I'm kinda shitting myself about travelling. Well not so much the travelling part. It's India that scares me. The heat, the roads, the snakes, Australian travellers. Don't get me wrong, I'm excited. But shitting myself. And I just know that when I step off that plane and into the maelstrom of Mumbai - well, actually, I don't know how I'll react.

I'm doing India on my own. I've options to meet up with people there, but for the most part, it'll be me and my backpack. I fly into Mumbai today, but will move down to Goa pretty sharpish and chill there for a few days - a nice, slow introduction hopefully laced with lots of swimming, sunbathing and partying. And then South India's pretty much my oyster - Kerala, Madurai, Bangalore, Cochin, Mysore ... Wherever. I'm free to roam. That's the beauty of doing it by myself.

http://www.guardian.co.uk/travel/blog/2008/feb/14/skinsblog

And this is the best bit, the wiki article on Nepotism. The only example of it existing in business.

http://en.wikipedia.org/wiki/Nepotism

One-time Guardian contributor Max Gogarty has also been accused of taking advantage of family connections to achieve success disproportionate to his ability; his father, Paul Gogarty, is a frequent travel writer for the newspaper.
 
#Out of thin air: How to find hundreds of new ideas every day#

ie. how to come up with perspectives on the latest lifestyle pap or designer junk which appeal to worthy mc liberals.

If there's a black guy who works in the shop...make sure you mention how his ma came over from Guyana, worked 12 hour shifts wiping geriatric backsides amid appalling racism...and yet look at me now, flogging ethical raffia muesli-baskets in Cheltnam...chalk another little win to identity politics.

The woman who first thought up the idea of avocado vinegrette was a...er...woman...and 100 years ago, all vinegrette designers were men...and suffragettes and shit....yay Guardian's woman's page

And the fella who runs the make-your-own yurt courses did five years in his twenties...it was the decent screws..."the ones who listened to ya"...and the cultural studies tutor who turned him around...#RedemptivePowerOfLiberalism

Frankly the actual content doesn't matter...long as it's expressed in a knowing, feel-good, superior, roll-your-eyes-at-the-guache-lumpen-racist-majority manner.

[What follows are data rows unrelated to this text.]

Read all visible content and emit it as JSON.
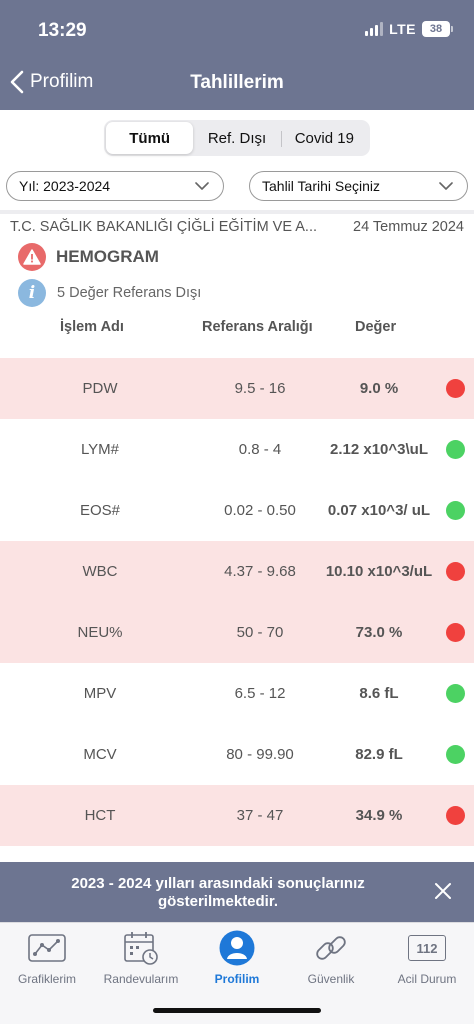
{
  "status_bar": {
    "time": "13:29",
    "network": "LTE",
    "battery": "38"
  },
  "nav": {
    "back_label": "Profilim",
    "title": "Tahlillerim"
  },
  "segments": [
    {
      "label": "Tümü",
      "active": true
    },
    {
      "label": "Ref. Dışı",
      "active": false
    },
    {
      "label": "Covid 19",
      "active": false
    }
  ],
  "filters": {
    "year": "Yıl: 2023-2024",
    "date": "Tahlil Tarihi Seçiniz"
  },
  "report": {
    "hospital": "T.C. SAĞLIK BAKANLIĞI ÇİĞLİ EĞİTİM VE A...",
    "date": "24 Temmuz 2024",
    "test_name": "HEMOGRAM",
    "info": "5 Değer Referans Dışı"
  },
  "columns": {
    "name": "İşlem Adı",
    "reference": "Referans Aralığı",
    "value": "Değer"
  },
  "results": [
    {
      "name": "PDW",
      "reference": "9.5 - 16",
      "value": "9.0 %",
      "status": "out"
    },
    {
      "name": "LYM#",
      "reference": "0.8 - 4",
      "value": "2.12 x10^3\\uL",
      "status": "normal"
    },
    {
      "name": "EOS#",
      "reference": "0.02 - 0.50",
      "value": "0.07 x10^3/ uL",
      "status": "normal"
    },
    {
      "name": "WBC",
      "reference": "4.37 - 9.68",
      "value": "10.10 x10^3/uL",
      "status": "out"
    },
    {
      "name": "NEU%",
      "reference": "50 - 70",
      "value": "73.0 %",
      "status": "out"
    },
    {
      "name": "MPV",
      "reference": "6.5 - 12",
      "value": "8.6 fL",
      "status": "normal"
    },
    {
      "name": "MCV",
      "reference": "80 - 99.90",
      "value": "82.9 fL",
      "status": "normal"
    },
    {
      "name": "HCT",
      "reference": "37 - 47",
      "value": "34.9 %",
      "status": "out"
    }
  ],
  "banner": {
    "text": "2023 - 2024 yılları arasındaki sonuçlarınız gösterilmektedir."
  },
  "tabs": [
    {
      "label": "Grafiklerim",
      "icon": "chart-icon",
      "active": false
    },
    {
      "label": "Randevularım",
      "icon": "calendar-icon",
      "active": false
    },
    {
      "label": "Profilim",
      "icon": "profile-icon",
      "active": true
    },
    {
      "label": "Güvenlik",
      "icon": "link-icon",
      "active": false
    },
    {
      "label": "Acil Durum",
      "icon": "emergency-112-icon",
      "active": false
    },
    {
      "icon_text": "112"
    }
  ],
  "colors": {
    "header": "#6d7591",
    "out_row": "#fbe3e3",
    "status_out": "#f0413e",
    "status_normal": "#4cd263",
    "active_tab": "#1e78d8"
  }
}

This is why the Nick bloke gets the gig. With him, it's innate. He was just born a smug fuckin smartarse snob....except that he's obviously a marxist....theoretically...if you're "intelligent"enough to decode the louche irony.
 
http://www.guardian.co.uk/commentisfree/2013/jan/09/dont-care-if-born-woman

The same with "intersectionality", the new buzzword. Though not that new: I know my bell hooks. It means we must understand our own privilege: the multiple oppressions of race, class, culture and sexuality. I speak as a white woman of privilege, though I was indeed born in the wrong body. It should have been Gisele Bündchen's.

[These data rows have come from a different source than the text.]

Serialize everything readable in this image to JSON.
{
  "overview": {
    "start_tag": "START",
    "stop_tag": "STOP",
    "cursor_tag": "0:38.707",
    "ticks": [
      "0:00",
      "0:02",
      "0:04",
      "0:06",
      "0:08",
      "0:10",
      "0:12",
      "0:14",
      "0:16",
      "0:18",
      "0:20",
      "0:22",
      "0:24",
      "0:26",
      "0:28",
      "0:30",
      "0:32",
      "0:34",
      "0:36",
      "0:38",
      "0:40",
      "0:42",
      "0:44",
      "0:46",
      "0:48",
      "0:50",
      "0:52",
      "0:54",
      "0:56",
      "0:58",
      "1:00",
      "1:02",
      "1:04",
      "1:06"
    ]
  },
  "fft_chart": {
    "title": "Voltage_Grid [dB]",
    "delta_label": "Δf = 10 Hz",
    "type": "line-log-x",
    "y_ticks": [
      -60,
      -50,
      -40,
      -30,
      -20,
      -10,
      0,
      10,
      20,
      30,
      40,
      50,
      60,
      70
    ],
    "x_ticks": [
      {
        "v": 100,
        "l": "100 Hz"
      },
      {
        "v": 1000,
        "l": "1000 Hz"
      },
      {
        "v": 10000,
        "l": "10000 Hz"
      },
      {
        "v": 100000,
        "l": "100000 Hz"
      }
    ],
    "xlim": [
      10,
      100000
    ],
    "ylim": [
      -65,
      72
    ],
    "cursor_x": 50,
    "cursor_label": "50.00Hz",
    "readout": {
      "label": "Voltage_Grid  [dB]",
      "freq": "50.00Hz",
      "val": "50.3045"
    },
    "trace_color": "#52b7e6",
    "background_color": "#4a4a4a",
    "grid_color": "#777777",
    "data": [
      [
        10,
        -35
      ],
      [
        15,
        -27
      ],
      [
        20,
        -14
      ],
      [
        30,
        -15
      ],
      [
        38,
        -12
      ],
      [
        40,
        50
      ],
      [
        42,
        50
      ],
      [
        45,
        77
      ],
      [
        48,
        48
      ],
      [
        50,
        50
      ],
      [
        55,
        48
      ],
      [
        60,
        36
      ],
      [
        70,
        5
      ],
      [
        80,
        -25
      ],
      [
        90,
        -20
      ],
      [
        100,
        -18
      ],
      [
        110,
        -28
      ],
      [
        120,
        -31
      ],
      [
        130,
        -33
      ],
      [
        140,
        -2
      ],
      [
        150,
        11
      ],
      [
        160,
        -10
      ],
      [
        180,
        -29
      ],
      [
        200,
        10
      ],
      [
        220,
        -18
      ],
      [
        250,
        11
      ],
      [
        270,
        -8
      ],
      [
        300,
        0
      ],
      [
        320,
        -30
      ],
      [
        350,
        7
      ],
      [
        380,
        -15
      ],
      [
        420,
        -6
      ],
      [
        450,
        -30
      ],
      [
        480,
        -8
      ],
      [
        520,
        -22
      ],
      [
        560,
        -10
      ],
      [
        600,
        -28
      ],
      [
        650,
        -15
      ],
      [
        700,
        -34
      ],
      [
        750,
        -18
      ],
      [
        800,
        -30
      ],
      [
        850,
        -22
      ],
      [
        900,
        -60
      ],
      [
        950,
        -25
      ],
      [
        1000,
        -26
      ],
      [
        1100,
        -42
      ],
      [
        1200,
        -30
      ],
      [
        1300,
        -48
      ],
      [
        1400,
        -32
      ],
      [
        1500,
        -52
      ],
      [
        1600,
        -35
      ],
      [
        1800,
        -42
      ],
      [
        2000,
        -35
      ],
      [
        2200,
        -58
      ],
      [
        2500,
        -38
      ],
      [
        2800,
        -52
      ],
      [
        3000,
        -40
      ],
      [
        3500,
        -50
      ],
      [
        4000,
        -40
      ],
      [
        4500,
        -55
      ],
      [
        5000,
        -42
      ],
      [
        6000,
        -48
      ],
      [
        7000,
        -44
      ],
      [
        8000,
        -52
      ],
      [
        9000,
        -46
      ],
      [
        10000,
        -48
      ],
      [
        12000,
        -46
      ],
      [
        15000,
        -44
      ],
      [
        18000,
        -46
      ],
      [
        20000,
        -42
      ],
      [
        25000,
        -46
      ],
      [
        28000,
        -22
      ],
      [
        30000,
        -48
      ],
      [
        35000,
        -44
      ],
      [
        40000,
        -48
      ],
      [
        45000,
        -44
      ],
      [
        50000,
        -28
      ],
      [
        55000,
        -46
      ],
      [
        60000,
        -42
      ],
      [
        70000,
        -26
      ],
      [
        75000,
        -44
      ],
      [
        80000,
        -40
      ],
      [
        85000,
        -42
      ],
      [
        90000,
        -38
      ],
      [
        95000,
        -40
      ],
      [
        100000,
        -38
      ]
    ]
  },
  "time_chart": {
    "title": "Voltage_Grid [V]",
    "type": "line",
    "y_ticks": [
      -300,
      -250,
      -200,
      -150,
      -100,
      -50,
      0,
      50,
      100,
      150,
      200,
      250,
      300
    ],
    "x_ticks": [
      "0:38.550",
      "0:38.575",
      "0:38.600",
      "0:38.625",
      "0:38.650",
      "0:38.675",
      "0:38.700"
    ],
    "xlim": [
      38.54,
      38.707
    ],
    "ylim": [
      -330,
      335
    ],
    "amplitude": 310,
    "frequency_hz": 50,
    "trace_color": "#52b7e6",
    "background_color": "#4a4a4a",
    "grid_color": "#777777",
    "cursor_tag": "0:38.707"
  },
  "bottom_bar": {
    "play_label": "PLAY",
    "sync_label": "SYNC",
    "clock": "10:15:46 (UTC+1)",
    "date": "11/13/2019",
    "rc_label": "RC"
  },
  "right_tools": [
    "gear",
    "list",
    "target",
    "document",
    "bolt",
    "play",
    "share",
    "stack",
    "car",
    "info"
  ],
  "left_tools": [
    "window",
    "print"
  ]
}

Intersectionality is good in theory, though in practice, it means that no one can speak for anyone else. It is the dead-end where much queer politics, feminist politics and identity politics ends up. In its own rectum. It refuses to engage with many other political discourses and becomes the old hierarchy of oppression.

Is the correct answer Suzanne Moore.
 
It was nice to see someone using a platform to call shenanhigans on the whole dodgy practice.

Even if she is doing it because someone criticised her for using a brazilian transsexual as an example of the ideal female body.

At least she didn't criticise her detractors by invoking further privilege etc - just a clearish 'for fucks sake, focus on what matters'.